CHRISTOPHER J. DEVINE

Il n'y a pas si longtemps, Kamala Harris était encore en lice pour sa réélection à la vice-présidence des États-Unis, aux côtés du président Joe Biden. Aujourd'hui, elle a choisi son propre vice-président : Tim Walz, gouverneur du Minnesota. La sélection de M. Walz conclut un processus intensif de deux semaines au cours duquel Mme Harris et son équipe ont effectué des recherches et rencontré plus d'une demi-douzaine de finalistes afin de déterminer qui serait le meilleur colistier pour la campagne présidentielle et le partenaire de gouvernement à la Maison Blanche.

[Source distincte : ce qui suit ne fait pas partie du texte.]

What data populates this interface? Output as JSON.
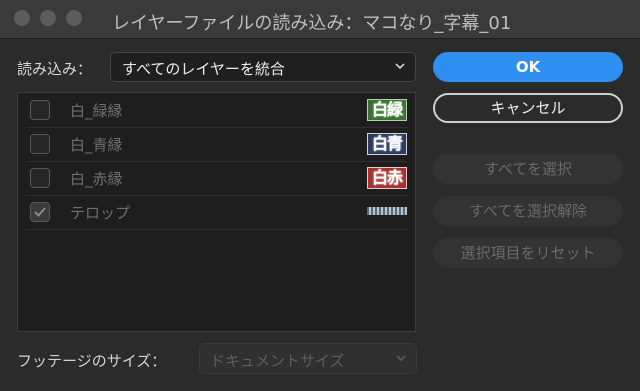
{
  "window": {
    "title": "レイヤーファイルの読み込み：マコなり_字幕_01"
  },
  "import": {
    "label": "読み込み：",
    "selected": "すべてのレイヤーを統合"
  },
  "layers": [
    {
      "name": "白_緑縁",
      "checked": false,
      "thumb_text": "白緑",
      "thumb_bg": "#3f6e3a",
      "thumb_border": "#a9d79d"
    },
    {
      "name": "白_青縁",
      "checked": false,
      "thumb_text": "白青",
      "thumb_bg": "#2e3b5c",
      "thumb_border": "#c9d2e8"
    },
    {
      "name": "白_赤縁",
      "checked": false,
      "thumb_text": "白赤",
      "thumb_bg": "#a83030",
      "thumb_border": "#f0c8c8"
    },
    {
      "name": "テロップ",
      "checked": true,
      "thumb_text": "",
      "thumb_bg": "",
      "thumb_border": ""
    }
  ],
  "buttons": {
    "ok": "OK",
    "cancel": "キャンセル",
    "select_all": "すべてを選択",
    "deselect_all": "すべてを選択解除",
    "reset_selection": "選択項目をリセット"
  },
  "footage": {
    "label": "フッテージのサイズ：",
    "selected": "ドキュメントサイズ"
  },
  "colors": {
    "accent": "#2f8ff0",
    "background": "#2b2b2b"
  }
}
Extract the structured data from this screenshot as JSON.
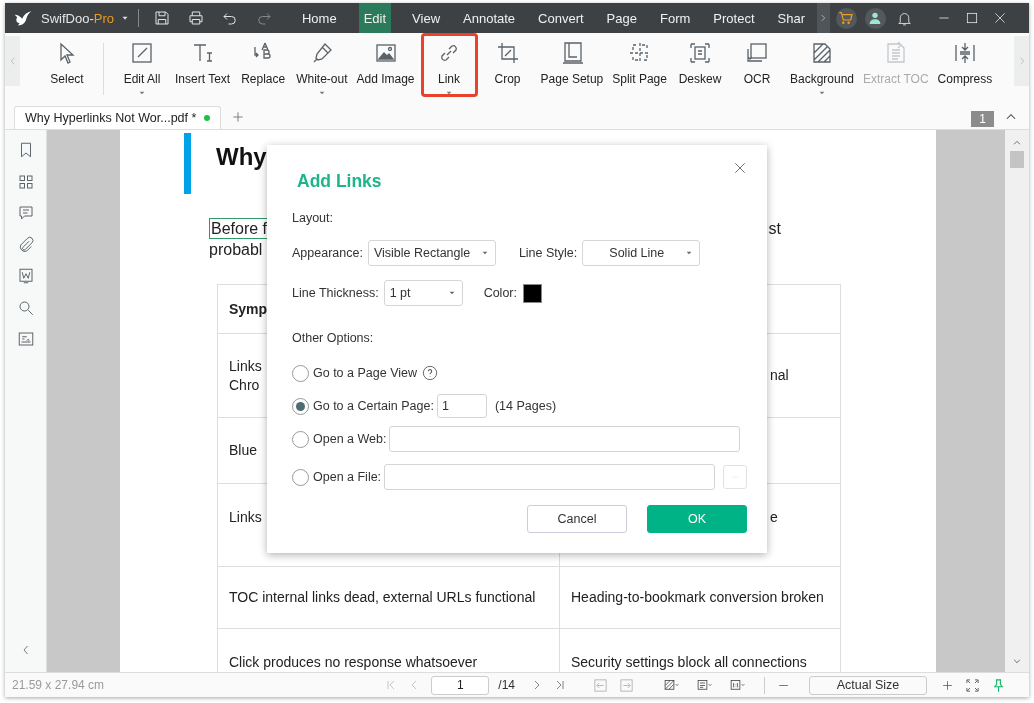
{
  "window": {
    "app_name": "SwifDoo-",
    "app_edition": "Pro"
  },
  "menu_tabs": [
    {
      "label": "Home",
      "selected": false
    },
    {
      "label": "Edit",
      "selected": true
    },
    {
      "label": "View",
      "selected": false
    },
    {
      "label": "Annotate",
      "selected": false
    },
    {
      "label": "Convert",
      "selected": false
    },
    {
      "label": "Page",
      "selected": false
    },
    {
      "label": "Form",
      "selected": false
    },
    {
      "label": "Protect",
      "selected": false
    },
    {
      "label": "Shar",
      "selected": false
    }
  ],
  "toolbar": [
    {
      "label": "Select",
      "dropdown": false,
      "disabled": false,
      "highlighted": false
    },
    {
      "label": "Edit All",
      "dropdown": true,
      "disabled": false,
      "highlighted": false,
      "divider_before": true
    },
    {
      "label": "Insert Text",
      "dropdown": false,
      "disabled": false,
      "highlighted": false
    },
    {
      "label": "Replace",
      "dropdown": false,
      "disabled": false,
      "highlighted": false
    },
    {
      "label": "White-out",
      "dropdown": true,
      "disabled": false,
      "highlighted": false
    },
    {
      "label": "Add Image",
      "dropdown": false,
      "disabled": false,
      "highlighted": false
    },
    {
      "label": "Link",
      "dropdown": true,
      "disabled": false,
      "highlighted": true
    },
    {
      "label": "Crop",
      "dropdown": false,
      "disabled": false,
      "highlighted": false
    },
    {
      "label": "Page Setup",
      "dropdown": false,
      "disabled": false,
      "highlighted": false
    },
    {
      "label": "Split Page",
      "dropdown": false,
      "disabled": false,
      "highlighted": false
    },
    {
      "label": "Deskew",
      "dropdown": false,
      "disabled": false,
      "highlighted": false
    },
    {
      "label": "OCR",
      "dropdown": false,
      "disabled": false,
      "highlighted": false
    },
    {
      "label": "Background",
      "dropdown": true,
      "disabled": false,
      "highlighted": false
    },
    {
      "label": "Extract TOC",
      "dropdown": false,
      "disabled": true,
      "highlighted": false
    },
    {
      "label": "Compress",
      "dropdown": false,
      "disabled": false,
      "highlighted": false
    }
  ],
  "document_tab": {
    "title": "Why Hyperlinks Not Wor...pdf *",
    "modified": true,
    "page_badge": "1"
  },
  "document": {
    "heading": "Why",
    "paragraph": {
      "line1_start": "Before f",
      "line1_end": "st",
      "line2": "probabl"
    },
    "table_rows": [
      {
        "header": true,
        "cells": [
          {
            "text": "Symp",
            "tail": false
          }
        ]
      },
      {
        "header": false,
        "cells": [
          {
            "text": "Links\nChro",
            "tail": false
          },
          {
            "text": "nal",
            "tail": true
          }
        ]
      },
      {
        "header": false,
        "cells": [
          {
            "text": "Blue",
            "tail": false
          }
        ]
      },
      {
        "header": false,
        "cells": [
          {
            "text": "Links",
            "tail": false
          },
          {
            "text": "e",
            "tail": true
          }
        ]
      },
      {
        "header": false,
        "cells": [
          {
            "text": "TOC internal links dead, external URLs functional",
            "tail": false
          },
          {
            "text": "Heading-to-bookmark conversion broken",
            "tail": false
          }
        ]
      },
      {
        "header": false,
        "cells": [
          {
            "text": "Click produces no response whatsoever",
            "tail": false
          },
          {
            "text": "Security settings block all connections",
            "tail": false
          }
        ]
      }
    ]
  },
  "dialog": {
    "title": "Add Links",
    "layout_label": "Layout:",
    "appearance": {
      "label": "Appearance:",
      "value": "Visible Rectangle"
    },
    "line_style": {
      "label": "Line Style:",
      "value": "Solid Line"
    },
    "line_thickness": {
      "label": "Line Thickness:",
      "value": "1 pt"
    },
    "color": {
      "label": "Color:",
      "color": "#000000"
    },
    "other_label": "Other Options:",
    "options": [
      {
        "kind": "page_view",
        "label": "Go to a Page View",
        "selected": false
      },
      {
        "kind": "page",
        "label": "Go to a Certain Page:",
        "selected": true,
        "value": "1",
        "note": "(14 Pages)"
      },
      {
        "kind": "web",
        "label": "Open a Web:",
        "selected": false
      },
      {
        "kind": "file",
        "label": "Open a File:",
        "selected": false
      }
    ],
    "buttons": [
      {
        "label": "Cancel",
        "primary": false
      },
      {
        "label": "OK",
        "primary": true
      }
    ]
  },
  "status_bar": {
    "page_size": "21.59 x 27.94 cm",
    "page_input": "1",
    "page_total": "/14",
    "zoom": "Actual Size"
  }
}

La liste des finalistes donne quelques indications sur ce que Mme Harris recherchait. Les six finalistes étaient tous des hommes blancs, et quatre d'entre eux étaient gouverneurs d'État (Josh Shapiro de Pennsylvanie, Andy Beshear du Kentucky, J.B. Pritzer de l'Illinois et Walz). Trois d'entre eux étaient originaires d'États compétitifs, ou "champs de bataille", dont Shapiro, Walz et le sénateur de l'Arizona, Mark Kelly. Manifestement, Harris voulait un colistier capable d'équilibrer le ticket d'un point de vue démographique, l'aider à gagner l'élection et à gouverner une fois au pouvoir.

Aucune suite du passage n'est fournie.